In particular, I really enjoyed the way in which Jill and Jack contradict what Stacey and Curtis are saying to each other. This is particularly seen as Curtis asks about Stacey’s new relationship and while Jill says three months Stacey blurts out one month – although it means you are never quite sure who is speaking the truth, its an interesting device to show how they are struggling to say how really feel.

While Always on My Mind starts off as stilted and awkward conversation, it soon turns into a more deep and meaningful dissection of their relationship which broke down much to the pain of both. It has been well written to give real insight into how both characters are feeling and their personalities.

Each character is given a lot of impressive depth from both Charles Lomas (Curtis/Jack) and Lucy Syed (Stacey/Jill), who highlight the contrasting feelings with a lot of warmth and sharpness that keeps the audience invested in what is being said.

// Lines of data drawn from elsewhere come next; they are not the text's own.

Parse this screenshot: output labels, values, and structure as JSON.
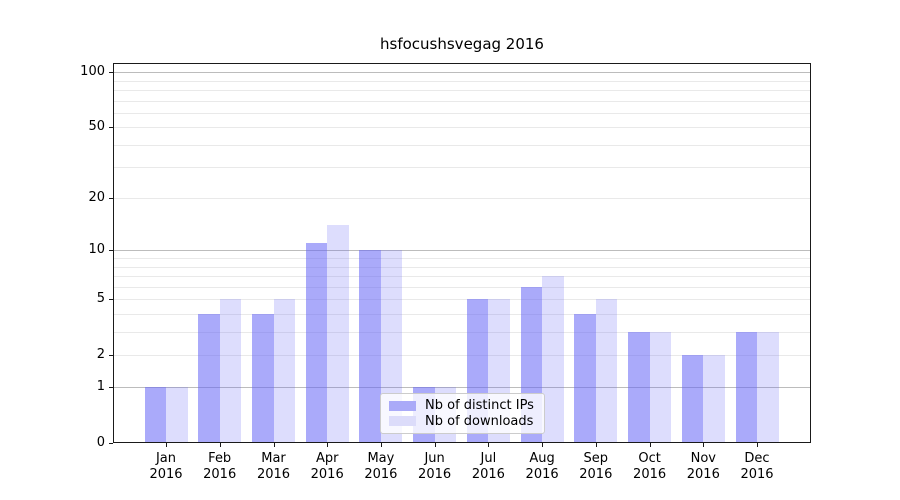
{
  "chart_data": {
    "type": "bar",
    "title": "hsfocushsvegag 2016",
    "xlabel": "",
    "ylabel": "",
    "yscale": "log1p",
    "ylim": [
      0,
      113
    ],
    "grid": true,
    "legend_position": "lower center",
    "yticks": [
      100,
      50,
      20,
      10,
      5,
      2,
      1,
      0
    ],
    "categories": [
      "Jan\n2016",
      "Feb\n2016",
      "Mar\n2016",
      "Apr\n2016",
      "May\n2016",
      "Jun\n2016",
      "Jul\n2016",
      "Aug\n2016",
      "Sep\n2016",
      "Oct\n2016",
      "Nov\n2016",
      "Dec\n2016"
    ],
    "series": [
      {
        "name": "Nb of distinct IPs",
        "color": "#aaaaf8",
        "values": [
          1,
          4,
          4,
          11,
          10,
          1,
          5,
          6,
          4,
          3,
          2,
          3
        ]
      },
      {
        "name": "Nb of downloads",
        "color": "#dcdcfa",
        "values": [
          1,
          5,
          5,
          14,
          10,
          1,
          5,
          7,
          5,
          3,
          2,
          3
        ]
      }
    ]
  }
}
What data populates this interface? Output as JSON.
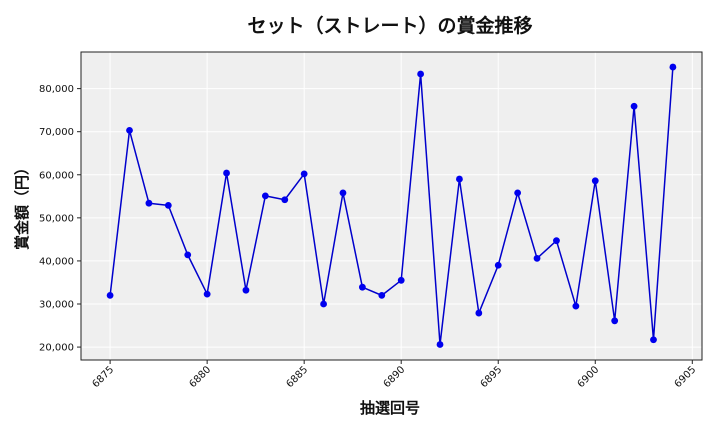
{
  "chart_data": {
    "type": "line",
    "title": "セット（ストレート）の賞金推移",
    "xlabel": "抽選回号",
    "ylabel": "賞金額（円）",
    "xlim": [
      6873.5,
      6905.5
    ],
    "ylim": [
      17000,
      88500
    ],
    "x_ticks": [
      6875,
      6880,
      6885,
      6890,
      6895,
      6900,
      6905
    ],
    "y_ticks": [
      20000,
      30000,
      40000,
      50000,
      60000,
      70000,
      80000
    ],
    "x_tick_labels": [
      "6875",
      "6880",
      "6885",
      "6890",
      "6895",
      "6900",
      "6905"
    ],
    "y_tick_labels": [
      "20,000",
      "30,000",
      "40,000",
      "50,000",
      "60,000",
      "70,000",
      "80,000"
    ],
    "grid": true,
    "line_color": "#0000cc",
    "marker_color": "#0000ee",
    "plot_background": "#efefef",
    "series": [
      {
        "x": [
          6875,
          6876,
          6877,
          6878,
          6879,
          6880,
          6881,
          6882,
          6883,
          6884,
          6885,
          6886,
          6887,
          6888,
          6889,
          6890,
          6891,
          6892,
          6893,
          6894,
          6895,
          6896,
          6897,
          6898,
          6899,
          6900,
          6901,
          6902,
          6903,
          6904
        ],
        "values": [
          32000,
          70300,
          53400,
          52900,
          41400,
          32300,
          60400,
          33200,
          55100,
          54200,
          60200,
          30000,
          55800,
          33900,
          32000,
          35500,
          83400,
          20600,
          59000,
          27900,
          39000,
          55800,
          40600,
          44700,
          29500,
          58600,
          26100,
          75900,
          21700,
          85000
        ]
      }
    ]
  }
}
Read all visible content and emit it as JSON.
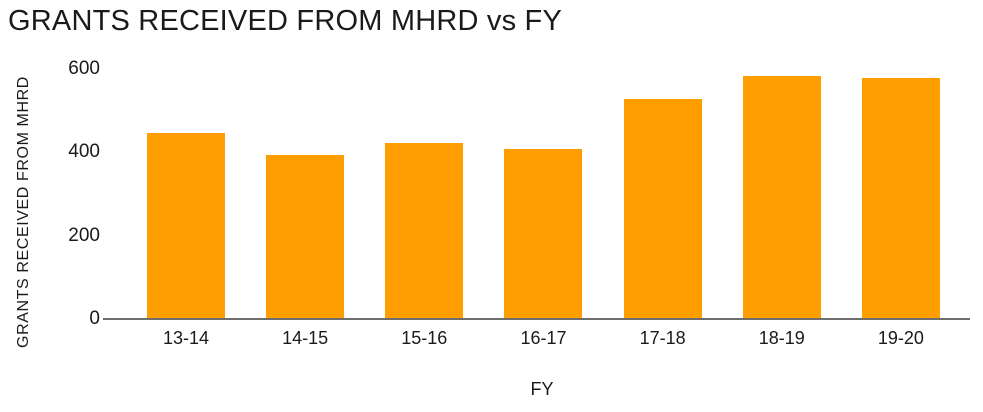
{
  "chart_data": {
    "type": "bar",
    "title": "GRANTS RECEIVED FROM MHRD vs FY",
    "xlabel": "FY",
    "ylabel": "GRANTS RECEIVED FROM MHRD",
    "categories": [
      "13-14",
      "14-15",
      "15-16",
      "16-17",
      "17-18",
      "18-19",
      "19-20"
    ],
    "values": [
      445,
      390,
      420,
      405,
      525,
      580,
      575
    ],
    "ylim": [
      0,
      600
    ],
    "yticks": [
      0,
      200,
      400,
      600
    ],
    "grid": false,
    "legend": false,
    "bar_color": "#FF9E00",
    "axis_color": "#6E6E6E",
    "text_color": "#1A1A1A",
    "background_color": "#FFFFFF"
  }
}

Cleverly directed by Theodore Gray, it is a smart piece that could certainly be developed further than its 18 minute current running time as it finishes quite abruptly and it would be interesting to see how they would attempt to build up their relationship again.

While perhaps the flash-back moments feel a bit disorientating in the way in which they have been filmed, Always On My Mind is a relatable and bittersweet examination on relationships and the difficulty of moving forward emotionally.

By Emma Clarendon

Always on My Mind is available to watch through the Living Record Festival until the 22nd February.